The team will build a module based on the IPCC Tier 2 methods for modelling enteric fermentation. This will be able to link the spatial data that is known about livestock numbers with statistical data to generate estimates of livestock emissions.

‘By it being a database-driven module, we expect to reduce the effort needed to enter data and allow for a flexible system,’ Mr Geoff Roberts says. ‘We will also look at if and how a spatially explicit modelling framework could be built into the SLEEK system. This would allow remotely sensed data on feed availability to be directly incorporated into the model, which would greatly expand the utility of the modelling framework.’

The software will be released as open-source through moja global so others can use it. Mr Geoff Roberts says the overall design is completed and the team is working on the software development and data collation. They aim to have the module developed and data collected by the end of this year and then train users on how to enter data and look at an improvement plan for the modelling framework as well as data. Mr Geoff Roberts says this approach means that as the data improves it can quickly be added into the model and run again.

‘It will be a tool that supports continuous improvement, as SLEEK does.’

He says because many activities to reduce emissions from the livestock sector can also increase livestock productivity, there is a great opportunity for this project to benefit both the Kenyan Government and farmers.

farmer using oxen plough
Many activities that reduce emissions from the livestock sector can also increase livestock productivity, offering benefits for both the Kenyan Government and farmers. Photo: Peter Casier, CGIAR.
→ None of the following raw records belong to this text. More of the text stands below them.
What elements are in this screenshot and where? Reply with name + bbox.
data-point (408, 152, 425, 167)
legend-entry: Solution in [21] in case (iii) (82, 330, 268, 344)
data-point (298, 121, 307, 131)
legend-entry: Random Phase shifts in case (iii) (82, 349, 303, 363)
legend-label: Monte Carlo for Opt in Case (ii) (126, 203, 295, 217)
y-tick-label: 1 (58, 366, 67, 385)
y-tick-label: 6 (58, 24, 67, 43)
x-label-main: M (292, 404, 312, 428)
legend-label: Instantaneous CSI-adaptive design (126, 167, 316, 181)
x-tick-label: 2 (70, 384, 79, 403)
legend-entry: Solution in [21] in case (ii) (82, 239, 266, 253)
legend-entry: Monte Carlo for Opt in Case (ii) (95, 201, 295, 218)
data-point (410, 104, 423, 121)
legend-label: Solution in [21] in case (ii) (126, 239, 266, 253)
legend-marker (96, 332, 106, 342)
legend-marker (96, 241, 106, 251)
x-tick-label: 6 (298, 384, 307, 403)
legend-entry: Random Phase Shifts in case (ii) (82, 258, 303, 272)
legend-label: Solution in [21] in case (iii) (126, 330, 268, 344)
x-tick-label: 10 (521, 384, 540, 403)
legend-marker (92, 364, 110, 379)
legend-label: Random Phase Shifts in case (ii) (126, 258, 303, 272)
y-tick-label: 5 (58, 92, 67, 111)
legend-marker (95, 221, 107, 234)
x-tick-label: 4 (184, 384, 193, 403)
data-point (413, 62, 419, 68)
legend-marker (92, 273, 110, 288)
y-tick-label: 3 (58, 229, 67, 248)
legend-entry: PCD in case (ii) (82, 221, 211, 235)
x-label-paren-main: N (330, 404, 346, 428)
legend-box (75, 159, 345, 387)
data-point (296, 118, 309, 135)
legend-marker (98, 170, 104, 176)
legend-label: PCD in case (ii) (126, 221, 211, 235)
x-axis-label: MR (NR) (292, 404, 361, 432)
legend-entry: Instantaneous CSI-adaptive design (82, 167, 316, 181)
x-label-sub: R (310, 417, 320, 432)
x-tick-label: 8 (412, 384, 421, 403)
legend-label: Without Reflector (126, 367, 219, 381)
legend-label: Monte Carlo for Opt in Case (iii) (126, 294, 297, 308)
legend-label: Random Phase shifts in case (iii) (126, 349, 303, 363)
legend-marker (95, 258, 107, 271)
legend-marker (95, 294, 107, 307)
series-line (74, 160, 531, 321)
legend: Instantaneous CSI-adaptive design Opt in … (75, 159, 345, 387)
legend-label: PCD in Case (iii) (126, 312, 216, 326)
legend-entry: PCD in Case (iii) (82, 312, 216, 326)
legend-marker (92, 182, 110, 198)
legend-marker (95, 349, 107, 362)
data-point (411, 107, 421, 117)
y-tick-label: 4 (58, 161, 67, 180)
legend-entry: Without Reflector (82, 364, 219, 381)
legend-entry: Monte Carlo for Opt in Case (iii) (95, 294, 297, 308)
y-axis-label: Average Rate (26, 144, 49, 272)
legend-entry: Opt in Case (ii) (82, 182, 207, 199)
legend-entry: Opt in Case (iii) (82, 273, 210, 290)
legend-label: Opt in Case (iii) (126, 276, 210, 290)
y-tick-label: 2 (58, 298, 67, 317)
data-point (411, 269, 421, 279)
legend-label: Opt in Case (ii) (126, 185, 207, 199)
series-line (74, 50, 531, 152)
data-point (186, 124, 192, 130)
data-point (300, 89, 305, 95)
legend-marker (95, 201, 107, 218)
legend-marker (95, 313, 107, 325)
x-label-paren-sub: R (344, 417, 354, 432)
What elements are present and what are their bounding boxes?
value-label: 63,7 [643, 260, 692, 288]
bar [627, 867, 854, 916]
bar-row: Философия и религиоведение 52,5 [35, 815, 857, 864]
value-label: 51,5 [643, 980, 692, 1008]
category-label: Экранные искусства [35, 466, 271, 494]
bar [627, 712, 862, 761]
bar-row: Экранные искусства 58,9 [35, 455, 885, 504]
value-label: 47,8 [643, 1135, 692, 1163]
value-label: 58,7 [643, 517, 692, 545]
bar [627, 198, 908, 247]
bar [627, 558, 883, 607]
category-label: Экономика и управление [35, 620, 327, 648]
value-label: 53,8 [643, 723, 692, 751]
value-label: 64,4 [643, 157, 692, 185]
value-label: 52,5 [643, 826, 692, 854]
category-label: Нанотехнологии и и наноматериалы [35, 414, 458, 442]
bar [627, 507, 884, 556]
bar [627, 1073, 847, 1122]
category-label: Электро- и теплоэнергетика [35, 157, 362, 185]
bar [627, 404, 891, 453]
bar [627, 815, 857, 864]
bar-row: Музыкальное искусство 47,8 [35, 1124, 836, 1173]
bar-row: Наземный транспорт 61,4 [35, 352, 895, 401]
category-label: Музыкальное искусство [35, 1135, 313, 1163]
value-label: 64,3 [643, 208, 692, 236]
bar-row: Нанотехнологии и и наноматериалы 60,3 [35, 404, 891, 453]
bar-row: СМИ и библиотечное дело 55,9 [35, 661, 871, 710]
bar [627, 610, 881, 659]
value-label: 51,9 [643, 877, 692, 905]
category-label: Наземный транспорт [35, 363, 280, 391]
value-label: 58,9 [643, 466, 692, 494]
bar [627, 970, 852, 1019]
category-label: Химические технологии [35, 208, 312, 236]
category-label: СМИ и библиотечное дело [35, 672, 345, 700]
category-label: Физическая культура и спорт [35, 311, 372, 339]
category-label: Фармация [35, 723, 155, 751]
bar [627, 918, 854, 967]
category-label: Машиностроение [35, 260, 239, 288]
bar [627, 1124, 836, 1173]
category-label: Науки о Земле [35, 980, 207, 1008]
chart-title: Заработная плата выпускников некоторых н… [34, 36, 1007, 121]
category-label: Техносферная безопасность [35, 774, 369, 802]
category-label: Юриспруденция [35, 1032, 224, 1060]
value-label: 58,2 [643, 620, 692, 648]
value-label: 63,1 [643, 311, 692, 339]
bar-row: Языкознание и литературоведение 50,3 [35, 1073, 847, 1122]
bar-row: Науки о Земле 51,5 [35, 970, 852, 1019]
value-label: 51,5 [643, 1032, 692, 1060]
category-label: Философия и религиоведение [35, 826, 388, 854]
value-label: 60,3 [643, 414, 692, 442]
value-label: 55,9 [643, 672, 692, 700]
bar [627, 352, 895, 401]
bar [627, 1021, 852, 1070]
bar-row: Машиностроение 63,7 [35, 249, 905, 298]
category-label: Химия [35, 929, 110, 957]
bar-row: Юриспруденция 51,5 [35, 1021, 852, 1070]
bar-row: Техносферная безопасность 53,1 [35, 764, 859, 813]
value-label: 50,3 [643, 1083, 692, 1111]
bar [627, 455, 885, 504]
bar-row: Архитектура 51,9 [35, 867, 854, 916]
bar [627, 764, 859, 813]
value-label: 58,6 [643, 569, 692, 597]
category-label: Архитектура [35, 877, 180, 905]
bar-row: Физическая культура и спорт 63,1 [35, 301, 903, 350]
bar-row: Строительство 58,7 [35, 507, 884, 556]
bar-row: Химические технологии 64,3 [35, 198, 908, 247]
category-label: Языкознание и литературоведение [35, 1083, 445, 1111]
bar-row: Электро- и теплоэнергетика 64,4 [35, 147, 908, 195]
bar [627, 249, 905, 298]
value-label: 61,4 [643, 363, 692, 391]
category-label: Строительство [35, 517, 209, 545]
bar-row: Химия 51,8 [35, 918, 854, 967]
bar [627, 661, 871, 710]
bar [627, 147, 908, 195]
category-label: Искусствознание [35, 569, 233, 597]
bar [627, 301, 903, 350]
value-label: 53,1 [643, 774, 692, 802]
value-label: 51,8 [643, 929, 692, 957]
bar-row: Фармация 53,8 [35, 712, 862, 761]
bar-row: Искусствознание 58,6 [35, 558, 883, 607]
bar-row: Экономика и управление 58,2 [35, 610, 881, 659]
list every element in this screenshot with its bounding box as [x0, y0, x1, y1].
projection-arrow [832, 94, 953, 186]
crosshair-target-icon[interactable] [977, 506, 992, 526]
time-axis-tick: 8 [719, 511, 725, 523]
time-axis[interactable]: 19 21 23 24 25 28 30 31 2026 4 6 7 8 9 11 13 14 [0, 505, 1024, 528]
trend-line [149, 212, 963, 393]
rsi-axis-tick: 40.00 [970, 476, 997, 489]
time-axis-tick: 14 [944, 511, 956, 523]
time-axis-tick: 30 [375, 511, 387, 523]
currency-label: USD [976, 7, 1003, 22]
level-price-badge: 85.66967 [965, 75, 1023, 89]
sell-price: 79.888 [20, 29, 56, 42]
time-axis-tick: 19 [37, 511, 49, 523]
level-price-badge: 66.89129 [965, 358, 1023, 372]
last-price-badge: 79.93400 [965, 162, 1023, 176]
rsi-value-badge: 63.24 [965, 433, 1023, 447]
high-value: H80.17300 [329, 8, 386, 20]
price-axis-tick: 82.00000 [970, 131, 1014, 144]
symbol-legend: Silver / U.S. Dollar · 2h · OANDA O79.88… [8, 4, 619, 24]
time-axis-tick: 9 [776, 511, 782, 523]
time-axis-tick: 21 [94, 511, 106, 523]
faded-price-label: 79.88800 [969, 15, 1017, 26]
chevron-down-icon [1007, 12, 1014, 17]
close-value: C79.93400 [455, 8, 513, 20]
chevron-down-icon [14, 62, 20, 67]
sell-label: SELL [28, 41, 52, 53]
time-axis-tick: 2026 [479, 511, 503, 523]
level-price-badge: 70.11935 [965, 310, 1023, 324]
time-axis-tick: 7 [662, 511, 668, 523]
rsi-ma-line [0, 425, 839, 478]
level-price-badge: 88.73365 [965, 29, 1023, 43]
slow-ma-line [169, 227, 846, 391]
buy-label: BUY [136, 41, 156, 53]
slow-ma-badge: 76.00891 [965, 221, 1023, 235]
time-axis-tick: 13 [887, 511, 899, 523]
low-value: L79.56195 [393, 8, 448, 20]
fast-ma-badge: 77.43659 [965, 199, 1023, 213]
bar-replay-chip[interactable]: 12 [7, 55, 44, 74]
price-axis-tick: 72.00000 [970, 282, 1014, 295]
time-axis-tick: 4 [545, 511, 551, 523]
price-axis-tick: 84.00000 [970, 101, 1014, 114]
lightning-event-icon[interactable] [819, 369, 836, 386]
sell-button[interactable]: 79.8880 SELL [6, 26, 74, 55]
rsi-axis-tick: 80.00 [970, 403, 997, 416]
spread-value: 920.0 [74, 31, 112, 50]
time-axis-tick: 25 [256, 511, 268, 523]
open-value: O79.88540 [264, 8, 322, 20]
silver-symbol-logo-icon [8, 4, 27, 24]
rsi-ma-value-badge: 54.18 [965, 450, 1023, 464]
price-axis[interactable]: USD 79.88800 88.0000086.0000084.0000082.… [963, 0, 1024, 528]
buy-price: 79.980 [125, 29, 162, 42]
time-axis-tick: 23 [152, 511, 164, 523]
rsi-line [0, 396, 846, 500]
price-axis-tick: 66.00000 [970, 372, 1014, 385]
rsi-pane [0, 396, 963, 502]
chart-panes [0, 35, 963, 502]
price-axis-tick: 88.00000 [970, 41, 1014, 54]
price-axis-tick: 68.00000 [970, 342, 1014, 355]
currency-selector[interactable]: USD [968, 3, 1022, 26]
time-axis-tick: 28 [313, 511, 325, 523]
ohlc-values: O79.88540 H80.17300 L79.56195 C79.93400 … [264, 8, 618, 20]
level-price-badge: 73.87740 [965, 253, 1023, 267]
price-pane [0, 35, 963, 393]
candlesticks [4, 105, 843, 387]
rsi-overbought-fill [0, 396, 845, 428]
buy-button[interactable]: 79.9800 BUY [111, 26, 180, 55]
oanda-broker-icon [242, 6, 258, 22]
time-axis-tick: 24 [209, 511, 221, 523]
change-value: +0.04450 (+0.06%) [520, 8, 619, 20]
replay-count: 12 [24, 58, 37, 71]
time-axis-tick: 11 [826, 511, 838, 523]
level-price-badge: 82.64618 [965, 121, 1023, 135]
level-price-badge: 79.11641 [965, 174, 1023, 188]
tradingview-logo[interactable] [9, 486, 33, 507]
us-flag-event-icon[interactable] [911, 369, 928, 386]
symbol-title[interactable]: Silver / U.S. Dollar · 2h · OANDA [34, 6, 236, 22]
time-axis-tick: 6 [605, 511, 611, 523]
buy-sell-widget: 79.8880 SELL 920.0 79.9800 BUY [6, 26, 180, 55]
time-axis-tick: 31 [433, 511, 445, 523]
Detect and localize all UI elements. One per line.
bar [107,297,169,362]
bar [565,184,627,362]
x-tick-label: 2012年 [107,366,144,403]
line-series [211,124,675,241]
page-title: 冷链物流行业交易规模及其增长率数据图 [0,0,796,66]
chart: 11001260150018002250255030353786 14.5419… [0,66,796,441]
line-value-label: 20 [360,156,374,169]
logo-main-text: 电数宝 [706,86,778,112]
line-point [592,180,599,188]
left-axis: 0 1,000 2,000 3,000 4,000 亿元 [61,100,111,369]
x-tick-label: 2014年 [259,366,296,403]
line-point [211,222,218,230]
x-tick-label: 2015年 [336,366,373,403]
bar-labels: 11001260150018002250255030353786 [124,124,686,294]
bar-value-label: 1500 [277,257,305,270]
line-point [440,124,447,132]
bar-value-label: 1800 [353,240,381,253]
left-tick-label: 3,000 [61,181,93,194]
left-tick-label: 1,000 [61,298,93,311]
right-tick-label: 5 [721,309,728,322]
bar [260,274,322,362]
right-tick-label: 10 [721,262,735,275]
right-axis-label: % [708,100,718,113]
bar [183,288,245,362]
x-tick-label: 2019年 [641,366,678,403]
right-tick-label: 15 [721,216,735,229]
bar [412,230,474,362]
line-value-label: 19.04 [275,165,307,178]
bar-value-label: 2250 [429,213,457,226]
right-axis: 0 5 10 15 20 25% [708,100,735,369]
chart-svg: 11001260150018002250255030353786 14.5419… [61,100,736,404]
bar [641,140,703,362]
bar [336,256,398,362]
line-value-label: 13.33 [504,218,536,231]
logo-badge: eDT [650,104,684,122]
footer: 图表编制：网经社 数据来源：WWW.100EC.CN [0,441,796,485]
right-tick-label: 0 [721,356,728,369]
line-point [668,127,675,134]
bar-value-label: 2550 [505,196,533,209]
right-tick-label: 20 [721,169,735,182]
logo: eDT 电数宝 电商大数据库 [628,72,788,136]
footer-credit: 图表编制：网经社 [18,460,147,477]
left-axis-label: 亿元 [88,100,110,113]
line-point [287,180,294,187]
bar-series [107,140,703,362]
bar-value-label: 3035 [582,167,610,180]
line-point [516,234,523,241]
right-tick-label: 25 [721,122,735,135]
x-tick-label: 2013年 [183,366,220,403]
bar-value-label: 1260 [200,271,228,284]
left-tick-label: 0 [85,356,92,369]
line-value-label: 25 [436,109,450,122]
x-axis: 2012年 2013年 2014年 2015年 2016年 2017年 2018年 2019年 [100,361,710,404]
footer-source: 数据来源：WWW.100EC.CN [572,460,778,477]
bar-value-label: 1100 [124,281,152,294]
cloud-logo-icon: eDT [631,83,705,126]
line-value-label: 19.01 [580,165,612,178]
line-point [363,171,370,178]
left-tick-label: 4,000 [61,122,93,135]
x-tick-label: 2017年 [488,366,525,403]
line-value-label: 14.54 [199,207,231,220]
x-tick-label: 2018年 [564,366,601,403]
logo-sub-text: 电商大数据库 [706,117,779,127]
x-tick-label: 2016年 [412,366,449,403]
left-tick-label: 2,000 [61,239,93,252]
A closer look at Ethiopia’s livestock sector emissions

With ACIAR support, the project ‘Building capacities for an integrated land use and livestock measuring, reporting and verification system in Ethiopia’ focuses on tracking Ethiopia’s livestock emissions to identify low-carbon development pathways.

A unified and simple monitoring, reporting and verification system that integrates data management for livestock, agriculture, forestry and other land use is key for Ethiopia in enabling it to meet both national policy and international reporting requirements, says Dr Ndungu.

The project is drawing together the Ethiopian Government and other partners to develop robust systems for the measurement, reporting and verification of emissions from Ethiopia’s livestock sector.

Tracking these emissions will streamline the livestock sector’s reporting processes for Ethiopia’s Climate Resilient Green Economy Strategy, which informs the country’s commitments to the United Nations Framework Convention on Climate Change. This project will also provide input for Ethiopia as it moves its national GHG inventory towards a Tier 2 method.

CCAFS eastern Africa’s Dr Solomon is leading this work. Partner organisations include the Ethiopian Ministry of Agriculture; the University of New England in Australia; Ethiopia’s Environment, Forest and Climate Change Commission; the Global Research Alliance on Agricultural Greenhouse Gases; and international consultancy UNIQUE forestry and land use.

Through the project, the partners aim to identify opportunities for substantial emissions reductions and develop a road-map for achieving an increasingly low-carbon livestock sector.